Duygusal teselliye ihtiyacın var
Yemek yemek eğlencelidir. Bu konuda hiç şüphe yok. Yemek de rahatlık verir. Çoğu zaman, zor bir günün ardından, zor günü telafi edebilecek ve gerekli zevk dozunu sağlayabilecek başka bir şey yapacak gücünüz yoktur. Böylece yemeye başlarsınız. Basit, hızlı, neredeyse hiç çaba gerektirmez ve rahatlık ve memnuniyet duygusu yaratır. Her şey, yemeğin güvenlik ve esenlik ile eş anlamlı olduğu erken çocukluk döneminden geliyor. Bu nedenle yetişkinlikte birçok insan yemeğe tam olarak aynı anlamı verir.

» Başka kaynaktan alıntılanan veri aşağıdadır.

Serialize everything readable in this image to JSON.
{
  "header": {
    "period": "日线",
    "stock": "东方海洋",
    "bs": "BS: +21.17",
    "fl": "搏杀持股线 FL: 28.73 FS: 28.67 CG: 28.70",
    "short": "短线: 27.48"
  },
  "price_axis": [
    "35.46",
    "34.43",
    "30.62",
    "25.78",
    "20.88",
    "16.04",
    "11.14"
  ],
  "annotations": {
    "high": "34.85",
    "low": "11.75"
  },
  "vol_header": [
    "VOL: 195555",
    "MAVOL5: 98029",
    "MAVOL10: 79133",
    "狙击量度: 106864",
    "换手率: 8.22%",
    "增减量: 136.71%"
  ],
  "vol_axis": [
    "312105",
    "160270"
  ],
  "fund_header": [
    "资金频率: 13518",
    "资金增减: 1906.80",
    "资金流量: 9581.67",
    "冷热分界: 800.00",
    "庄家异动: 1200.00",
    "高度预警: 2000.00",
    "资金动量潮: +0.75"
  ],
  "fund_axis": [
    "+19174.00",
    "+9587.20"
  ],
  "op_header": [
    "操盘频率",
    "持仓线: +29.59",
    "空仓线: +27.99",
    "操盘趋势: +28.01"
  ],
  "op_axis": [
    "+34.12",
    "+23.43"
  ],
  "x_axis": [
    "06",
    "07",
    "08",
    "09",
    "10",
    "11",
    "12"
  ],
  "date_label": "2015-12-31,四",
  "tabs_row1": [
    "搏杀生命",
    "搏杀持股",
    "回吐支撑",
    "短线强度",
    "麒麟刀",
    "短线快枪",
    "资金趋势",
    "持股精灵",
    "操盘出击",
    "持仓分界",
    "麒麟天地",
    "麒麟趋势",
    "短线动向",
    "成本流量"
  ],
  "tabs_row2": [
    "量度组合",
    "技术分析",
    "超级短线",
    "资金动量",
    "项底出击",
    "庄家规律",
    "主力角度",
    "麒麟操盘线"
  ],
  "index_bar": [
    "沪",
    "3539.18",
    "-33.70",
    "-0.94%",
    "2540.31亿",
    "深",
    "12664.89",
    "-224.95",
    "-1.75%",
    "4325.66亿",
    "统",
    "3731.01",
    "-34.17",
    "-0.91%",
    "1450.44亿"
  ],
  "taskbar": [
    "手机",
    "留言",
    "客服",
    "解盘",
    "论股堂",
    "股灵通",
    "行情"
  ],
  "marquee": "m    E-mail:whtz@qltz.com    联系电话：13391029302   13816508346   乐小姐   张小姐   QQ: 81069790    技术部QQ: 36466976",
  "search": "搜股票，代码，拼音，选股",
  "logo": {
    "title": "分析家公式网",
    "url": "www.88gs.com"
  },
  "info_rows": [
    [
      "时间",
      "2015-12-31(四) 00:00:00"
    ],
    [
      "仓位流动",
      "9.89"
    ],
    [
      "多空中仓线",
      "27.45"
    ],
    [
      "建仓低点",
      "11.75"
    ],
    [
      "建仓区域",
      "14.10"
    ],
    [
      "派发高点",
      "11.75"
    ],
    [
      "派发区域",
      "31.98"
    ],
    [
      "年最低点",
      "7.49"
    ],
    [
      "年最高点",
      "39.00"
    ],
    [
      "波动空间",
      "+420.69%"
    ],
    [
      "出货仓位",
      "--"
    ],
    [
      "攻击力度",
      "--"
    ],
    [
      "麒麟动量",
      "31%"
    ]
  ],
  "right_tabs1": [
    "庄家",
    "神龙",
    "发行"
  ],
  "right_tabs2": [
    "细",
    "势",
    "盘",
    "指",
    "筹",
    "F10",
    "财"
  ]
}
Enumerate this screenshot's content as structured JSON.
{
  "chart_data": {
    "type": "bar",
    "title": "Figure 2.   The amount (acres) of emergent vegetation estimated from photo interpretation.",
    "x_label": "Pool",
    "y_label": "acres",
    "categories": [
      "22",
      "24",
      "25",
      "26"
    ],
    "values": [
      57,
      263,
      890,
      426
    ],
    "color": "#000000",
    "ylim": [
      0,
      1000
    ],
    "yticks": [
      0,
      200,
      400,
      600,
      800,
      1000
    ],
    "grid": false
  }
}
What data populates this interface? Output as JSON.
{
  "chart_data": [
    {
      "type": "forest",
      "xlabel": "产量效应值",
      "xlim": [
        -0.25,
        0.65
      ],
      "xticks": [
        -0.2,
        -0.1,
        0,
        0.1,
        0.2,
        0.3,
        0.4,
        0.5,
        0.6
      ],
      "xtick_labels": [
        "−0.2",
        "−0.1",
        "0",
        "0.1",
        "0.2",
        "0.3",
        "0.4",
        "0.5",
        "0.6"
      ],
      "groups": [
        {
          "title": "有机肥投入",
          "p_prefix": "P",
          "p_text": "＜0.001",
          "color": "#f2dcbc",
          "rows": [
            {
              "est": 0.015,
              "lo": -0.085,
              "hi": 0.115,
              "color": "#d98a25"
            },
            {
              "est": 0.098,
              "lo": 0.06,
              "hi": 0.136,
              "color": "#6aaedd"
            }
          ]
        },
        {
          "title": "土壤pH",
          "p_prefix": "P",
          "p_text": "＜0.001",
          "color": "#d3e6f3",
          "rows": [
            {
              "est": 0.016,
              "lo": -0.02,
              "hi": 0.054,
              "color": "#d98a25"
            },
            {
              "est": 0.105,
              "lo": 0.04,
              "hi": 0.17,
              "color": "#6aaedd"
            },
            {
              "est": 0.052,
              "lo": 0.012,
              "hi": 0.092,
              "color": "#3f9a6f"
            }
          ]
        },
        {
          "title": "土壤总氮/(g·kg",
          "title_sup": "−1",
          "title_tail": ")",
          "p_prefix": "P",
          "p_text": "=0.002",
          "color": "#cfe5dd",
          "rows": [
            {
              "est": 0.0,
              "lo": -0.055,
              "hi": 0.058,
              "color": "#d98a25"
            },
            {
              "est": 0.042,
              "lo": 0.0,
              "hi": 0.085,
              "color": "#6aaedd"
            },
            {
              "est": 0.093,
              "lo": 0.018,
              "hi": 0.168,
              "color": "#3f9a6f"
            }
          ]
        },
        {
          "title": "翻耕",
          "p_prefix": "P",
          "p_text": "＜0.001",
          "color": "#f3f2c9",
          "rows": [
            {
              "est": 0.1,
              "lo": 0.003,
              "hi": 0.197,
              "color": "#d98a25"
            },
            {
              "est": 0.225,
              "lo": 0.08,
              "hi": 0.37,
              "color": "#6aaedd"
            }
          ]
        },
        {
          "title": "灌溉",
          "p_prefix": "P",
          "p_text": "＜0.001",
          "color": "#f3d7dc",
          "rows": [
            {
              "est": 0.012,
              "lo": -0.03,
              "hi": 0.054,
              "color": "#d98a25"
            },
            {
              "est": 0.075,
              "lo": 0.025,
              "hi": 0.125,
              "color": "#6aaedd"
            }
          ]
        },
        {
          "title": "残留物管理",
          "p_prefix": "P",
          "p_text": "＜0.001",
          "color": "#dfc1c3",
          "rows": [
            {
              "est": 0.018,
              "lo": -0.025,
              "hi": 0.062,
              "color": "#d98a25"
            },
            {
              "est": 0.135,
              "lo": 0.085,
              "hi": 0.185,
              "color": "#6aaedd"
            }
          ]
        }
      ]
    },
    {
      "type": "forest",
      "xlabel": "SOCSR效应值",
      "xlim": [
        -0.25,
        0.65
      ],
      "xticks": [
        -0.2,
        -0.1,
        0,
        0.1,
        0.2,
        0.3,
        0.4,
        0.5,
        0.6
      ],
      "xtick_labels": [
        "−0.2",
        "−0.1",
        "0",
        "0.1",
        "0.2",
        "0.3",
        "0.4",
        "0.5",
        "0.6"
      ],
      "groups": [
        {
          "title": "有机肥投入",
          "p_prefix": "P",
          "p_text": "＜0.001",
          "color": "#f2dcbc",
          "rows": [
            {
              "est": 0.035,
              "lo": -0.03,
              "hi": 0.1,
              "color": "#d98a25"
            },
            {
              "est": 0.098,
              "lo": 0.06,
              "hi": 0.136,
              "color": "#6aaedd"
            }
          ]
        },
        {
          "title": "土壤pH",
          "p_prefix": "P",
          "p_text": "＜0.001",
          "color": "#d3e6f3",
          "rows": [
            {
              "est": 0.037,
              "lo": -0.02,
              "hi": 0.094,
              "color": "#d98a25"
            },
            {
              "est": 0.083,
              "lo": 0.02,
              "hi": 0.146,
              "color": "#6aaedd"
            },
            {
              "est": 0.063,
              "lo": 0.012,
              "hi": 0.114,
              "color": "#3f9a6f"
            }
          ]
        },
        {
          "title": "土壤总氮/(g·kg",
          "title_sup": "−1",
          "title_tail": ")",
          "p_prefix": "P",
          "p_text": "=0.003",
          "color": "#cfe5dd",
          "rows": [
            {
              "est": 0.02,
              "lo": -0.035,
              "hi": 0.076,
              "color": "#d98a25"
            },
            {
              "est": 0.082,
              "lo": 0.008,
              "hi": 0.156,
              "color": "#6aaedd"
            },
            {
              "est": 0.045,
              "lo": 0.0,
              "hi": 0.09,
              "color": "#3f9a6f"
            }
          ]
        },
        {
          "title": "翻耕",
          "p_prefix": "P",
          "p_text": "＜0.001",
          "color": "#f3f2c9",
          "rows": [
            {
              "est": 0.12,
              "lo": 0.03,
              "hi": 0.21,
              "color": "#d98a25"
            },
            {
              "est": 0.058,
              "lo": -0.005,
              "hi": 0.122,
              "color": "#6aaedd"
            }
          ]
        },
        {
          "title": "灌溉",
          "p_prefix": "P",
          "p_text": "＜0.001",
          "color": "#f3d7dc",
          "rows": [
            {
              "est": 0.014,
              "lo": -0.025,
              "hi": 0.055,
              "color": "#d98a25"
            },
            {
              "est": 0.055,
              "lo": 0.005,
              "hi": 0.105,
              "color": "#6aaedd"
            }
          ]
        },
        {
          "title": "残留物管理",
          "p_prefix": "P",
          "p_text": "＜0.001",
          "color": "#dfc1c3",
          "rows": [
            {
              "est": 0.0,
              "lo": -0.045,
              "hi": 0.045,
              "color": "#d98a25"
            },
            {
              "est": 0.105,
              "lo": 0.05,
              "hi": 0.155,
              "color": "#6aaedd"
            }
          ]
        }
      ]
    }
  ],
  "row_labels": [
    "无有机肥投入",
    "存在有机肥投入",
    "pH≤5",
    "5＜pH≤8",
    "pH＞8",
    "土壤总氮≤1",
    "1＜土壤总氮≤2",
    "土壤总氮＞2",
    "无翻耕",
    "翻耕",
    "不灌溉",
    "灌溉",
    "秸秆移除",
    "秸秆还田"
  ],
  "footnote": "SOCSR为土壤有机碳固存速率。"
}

YazarAleksandra Żyłowska-Mharrab, diyetisyenGıda teknolojisi uzmanı, diyetisyen, eğitimci. Denizcilik Üniversitesi'nde Gdańsk Teknoloji ve Beslenme Hizmetleri Üniversitesi'nde Biyoteknoloji mezunu. Günlük beslenmede basit, sağlıklı mutfağın ve bilinçli seçimlerin destekçisi. Temel ilgi alanlarım arasında beslenme alışkanlıklarında kalıcı değişiklikler yapmak ve vücudun ihtiyaçlarına göre bireysel olarak diyet oluşturmak yer alıyor. Çünkü aynı şey herkes için sağlıklı değil! Beslenme eğitiminin hem çocuklar hem de yetişkinler için çok önemli olduğuna inanıyorum. Faaliyetlerimi beslenme hakkında bilgi yaymaya, yeni araştırma sonuçlarını analiz etmeye ve kendi sonuçlarımı çıkarmaya odaklarım. Diyetin bir yaşam tarzı olduğu ilkesine bağlıyım, bir kağıda yemek yemeye sıkı sıkıya bağlı değilim. Sağlıklı ve bilinçli beslenmede lezzetli zevklere her zaman yer vardır.